Loan Moratorium: While a loan moratorium sounds simple, it's not as straightforward. A loan moratorium means the bank allows you to avoid paying EMIs for a period of time. However, this doesn't mean your loan is stopped. Interest continues to accrue on your outstanding loan during this time.
If your home loan EMI is ₹45,000 and you defer it for three months, you aren't saving ₹1.35 lakh. Instead, the interest for these three months will be added to your loan. The result: either your EMI will increase, or your loan tenure will be extended by months or years.
Use it in an emergency.
According to banking and finance expert Akash Verma, a moratorium is like a life jacket; it's a great tool only when you're drowning. If you've lost your job or have a medical emergency, it's a great tool. But if you're choosing it solely for your lifestyle or to have cash on hand, it can prove to be a costly proposition.

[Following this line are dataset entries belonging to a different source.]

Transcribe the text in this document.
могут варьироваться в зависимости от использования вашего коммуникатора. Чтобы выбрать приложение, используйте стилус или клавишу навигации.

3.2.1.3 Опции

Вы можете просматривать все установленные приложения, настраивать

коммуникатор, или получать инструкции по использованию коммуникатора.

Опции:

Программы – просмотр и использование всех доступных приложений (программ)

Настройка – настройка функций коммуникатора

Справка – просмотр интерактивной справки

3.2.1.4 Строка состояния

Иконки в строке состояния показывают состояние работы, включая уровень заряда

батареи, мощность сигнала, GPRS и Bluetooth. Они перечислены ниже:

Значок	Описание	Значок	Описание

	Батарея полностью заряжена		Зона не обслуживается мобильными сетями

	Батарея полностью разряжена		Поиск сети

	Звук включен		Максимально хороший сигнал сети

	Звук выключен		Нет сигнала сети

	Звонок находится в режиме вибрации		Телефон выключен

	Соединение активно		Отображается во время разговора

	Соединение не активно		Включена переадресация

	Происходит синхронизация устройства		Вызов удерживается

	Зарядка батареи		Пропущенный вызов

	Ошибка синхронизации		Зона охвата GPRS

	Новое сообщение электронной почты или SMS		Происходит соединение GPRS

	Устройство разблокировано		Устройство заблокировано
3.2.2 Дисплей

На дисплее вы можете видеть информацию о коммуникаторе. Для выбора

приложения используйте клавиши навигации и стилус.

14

When is it wise to take a moratorium?
A moratorium is appropriate when your income has been temporarily affected, such as:
Losing your job.
Business has been halted for a few months.
Payments from a major client are pending.
A medical emergency has occurred.
At such times, it's more important to save cash and maintain your household's financial stability.
A loan moratorium can protect you from defaulting or having to sell your investments.
When can it become a burden?
If your income problem is not temporary but long-term, a moratorium only postpones the pressure. The burden may be greater when EMIs resume.
What to keep in mind?
Higher impact on home loans: Since home loans have long-term tenures, the impact of interest on interest is significant.
Take care of your credit score: Don't miss EMIs without formal approval from your bank, or your CIBIL score could be affected.
Ask for a new schedule: Before taking a moratorium, ask the bank for a revised amortization schedule. See the revised amortization schedule to see how much extra interest you'll have to pay.
How to decide?
Experts say that if your problem is temporary, take a moratorium. However, if there's a permanent imbalance between your income and debt, this option will only delay the problem, not solve it.